Well, it has been a rough couple of weeks for me. As it turns out, I am REALLY bad about taking it easy without constantly giving myself reminders. My husband has become a professional at telling me not to do things I am not supposed to do, and reminding me to stop and take breaks. I have become crabby, which is not a usual thing for me and I don’t like it. The kids, well, they have really taken to the encouraged independence. Liam and The Bean now put themselves to bed at nap and bedtime. I am trying to not miss the snuggles I use to steal when carrying them upstairs too much.
For Catriona things are going well, or at least as good as we can hope for! We had a very positive checkup at 23 weeks where she measured exactly on target (which is amazing for a little girl who is most likely going to be tiny!) and her heart rate was a lovely 145. Her kick counts have been perfect. The only concerning thing that has come up recently have been frequent Braxton Hicks contractions. Thankfully they are not following any pattern at this point and have only been over the 6 an hour allowed at this stage of pregnancy a handful of times. At the 23 week appointment they found an infection so I am hopeful that after a week of antibiotics things will calm down in the contraction department. Our next ultrasound is at 27 weeks and I am still hoping for a miracle! At this point, however, I am simply thankful to have made it this far.
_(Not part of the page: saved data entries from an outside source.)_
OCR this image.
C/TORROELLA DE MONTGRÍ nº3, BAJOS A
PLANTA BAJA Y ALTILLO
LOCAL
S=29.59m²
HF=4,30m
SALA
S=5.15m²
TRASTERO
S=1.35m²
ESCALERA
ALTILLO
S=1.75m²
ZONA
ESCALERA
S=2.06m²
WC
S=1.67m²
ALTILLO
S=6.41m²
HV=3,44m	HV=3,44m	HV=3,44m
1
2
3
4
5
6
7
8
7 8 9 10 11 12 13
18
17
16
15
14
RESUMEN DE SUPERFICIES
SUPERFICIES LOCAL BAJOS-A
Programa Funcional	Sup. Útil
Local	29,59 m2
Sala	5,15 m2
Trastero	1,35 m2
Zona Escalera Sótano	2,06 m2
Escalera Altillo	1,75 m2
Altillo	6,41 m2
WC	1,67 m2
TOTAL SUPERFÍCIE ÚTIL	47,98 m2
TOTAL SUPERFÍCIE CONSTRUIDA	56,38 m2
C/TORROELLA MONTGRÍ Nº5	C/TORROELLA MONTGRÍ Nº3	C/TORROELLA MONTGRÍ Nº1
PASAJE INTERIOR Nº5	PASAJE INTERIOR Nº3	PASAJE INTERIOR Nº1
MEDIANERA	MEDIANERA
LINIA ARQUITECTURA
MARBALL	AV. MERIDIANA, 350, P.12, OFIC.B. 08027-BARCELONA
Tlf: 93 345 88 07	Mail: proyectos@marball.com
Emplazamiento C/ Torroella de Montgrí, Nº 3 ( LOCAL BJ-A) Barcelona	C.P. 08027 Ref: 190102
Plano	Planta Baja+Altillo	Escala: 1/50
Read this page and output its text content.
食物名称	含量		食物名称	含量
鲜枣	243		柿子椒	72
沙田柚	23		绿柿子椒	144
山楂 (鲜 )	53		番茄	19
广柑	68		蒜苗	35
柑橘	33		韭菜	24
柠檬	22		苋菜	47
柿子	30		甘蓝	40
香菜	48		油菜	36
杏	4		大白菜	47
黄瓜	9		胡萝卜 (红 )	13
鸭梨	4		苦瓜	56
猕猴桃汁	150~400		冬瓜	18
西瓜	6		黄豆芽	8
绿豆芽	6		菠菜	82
At 23-24 weeks babies begin making a substance called surfactant. This is used by the body to help stabilize the alveoli in the lungs (The alveoli help oxygen get from the air to the bloodstream, but in order to do this they need to be nice and plump like a grape, surfactants help keep them from collapsing when you exhale). With the production of surfactant comes the chance for survival with pre-term births, so if something were to happen tonight Catriona would have a fighting chance, especially with the awesome hospitals in this area. 24 weeks was a big milestone for us. I celebrated with a braided chicken pot pie bread with Ben and Jerry’s ice cream for dessert 🙂
On a personal note, because I am carrying so low this time (thanks to the less than stable environment my body created for Catriona) life is becoming uncomfortable. There are definitely times where it already feels like the last (everlasting) month of pregnancy. clothing is also becoming uncomfortable. Maternity pants with the cloth panel fall off of me because my belly isn’t quite large enough for them, but the ones with the low band are too tight for me to wear and do essential things like breathe, or not walk like a penguin. My go to pants of choice for this pregnancy are becoming yoga pants. I could sing a song for how much I love them lately. I see a lot of dresses coming up in my future as well. The plus side? My maternity scrubs are the most comfortable articles of clothing ever (even if one pocket does oddly fall right on the center of my expanding stomach).